I have found that tea tree oil works great at repelling ants. I have had a problem with them crawling along the side of my house, across the porch, and into my kitchen for months. Once I started using the oil on them, they found a different place to march.

I have a sprayer that holds about a quart of water. I put fifteen drops of the oil into it, and then I spray the entire path of ants with it.

Something about the tea tree oil makes the ants turn around and run away. I don't know the science behind it, but it works, so I'm going to keep on using it. I love not having to spray harsh chemicals around my house, because I worry about the effects they might have on animals.

fify
Post 3

I've seen a statement from the American Cancer Society saying that melaleuca alternifolia is toxic and should not be ingested, especially by kids and pets because it could kill them.

But I know that quite a few people take tea tree oil for its antifungal effects or to help kill bacterial infections. They talk about it all the time on various homeopathy forums. The amount they ingest is really small, something like 5 drops of oil and it is diluted with water or something else. But still, isn't this dangerous?

I honestly don't know how people can take this risk. I mean, there are no specific studies or reports clarifying if tea tree should be ingested at all or how much of it is safe to consume over a period of time. I personally cannot take that risk no matter how many people tell me that it's beneficial for me.

What do you think? Would you take that risk?

turquoise
Post 2

I had no idea that tea tree oil originates from Australia!

I've used tea tree oil before, when I had scabies. My doctor had me on medications to kill the infection but I heard from a nurse that applying some diluted tea tree oil on the areas where the infection was prevents it from coming back.

So after my treatment was over, I diluted some tea tree oil with water and applied on those areas regularly and I never got the infection again. So I think that fighting and preventing skin infections is definitely one of tea tree uses.

I can't imagine using it without diluting first though. It's a pretty strong oil and smells really strong too.

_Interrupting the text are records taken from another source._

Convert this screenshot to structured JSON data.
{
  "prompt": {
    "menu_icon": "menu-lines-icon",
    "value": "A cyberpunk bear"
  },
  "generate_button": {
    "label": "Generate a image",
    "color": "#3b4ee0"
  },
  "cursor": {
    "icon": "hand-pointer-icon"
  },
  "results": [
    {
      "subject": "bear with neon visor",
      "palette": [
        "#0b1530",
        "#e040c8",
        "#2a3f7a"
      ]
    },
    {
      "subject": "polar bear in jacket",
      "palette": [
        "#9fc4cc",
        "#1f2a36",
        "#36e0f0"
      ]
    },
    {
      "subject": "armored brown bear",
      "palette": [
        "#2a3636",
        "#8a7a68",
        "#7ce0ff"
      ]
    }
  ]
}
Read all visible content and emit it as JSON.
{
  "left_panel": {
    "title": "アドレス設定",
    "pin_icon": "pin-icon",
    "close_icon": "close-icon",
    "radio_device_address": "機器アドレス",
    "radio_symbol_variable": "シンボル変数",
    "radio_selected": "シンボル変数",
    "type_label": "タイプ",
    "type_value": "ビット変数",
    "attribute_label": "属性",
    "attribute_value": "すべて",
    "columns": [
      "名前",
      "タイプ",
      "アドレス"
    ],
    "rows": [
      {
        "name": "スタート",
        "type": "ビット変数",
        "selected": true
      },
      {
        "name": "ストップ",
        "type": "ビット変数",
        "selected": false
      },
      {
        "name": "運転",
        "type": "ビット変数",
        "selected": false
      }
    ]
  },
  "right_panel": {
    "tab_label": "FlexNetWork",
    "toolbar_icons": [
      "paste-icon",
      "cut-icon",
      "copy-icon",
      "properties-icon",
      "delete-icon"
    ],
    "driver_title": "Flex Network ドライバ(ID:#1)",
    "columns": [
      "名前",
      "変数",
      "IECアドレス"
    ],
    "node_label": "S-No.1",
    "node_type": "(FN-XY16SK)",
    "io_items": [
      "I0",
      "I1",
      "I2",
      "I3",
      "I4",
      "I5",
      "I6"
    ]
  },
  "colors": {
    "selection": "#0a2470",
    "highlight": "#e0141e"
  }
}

I can see how some people are allergic or are really sensitive to it, especially if they applied it on their skin without diluting.

I'm sure that using the leaves and boiling them would make something that's a lot easier on sensitive skin though.

serenesurface
Post 1

My sister uses tea tree oil soap in the shower to treat body acne and as well as a spot treatment for pimples on her face. She's really happy with the results and says that it dries out acne really well and prevents new breakouts from happening.

Since she recommended it to me, I purchased face cleanser with tea tree oil in it because I also have very oily and acne-prone skin. After I used it though, my face become really red and was burning.

I didn't use it for about six months and then I decided to give it a try again because I had also started using a new face cream the first time which I thought I might be allergic to. But I had the same exact reaction to it the second time so I'm pretty sure that I'm allergic to tea tree oil.

I know tea tree oil is antiseptic and is really beneficial for acne. I wish I could use it too, but unfortunately, I get a really painful rash from it.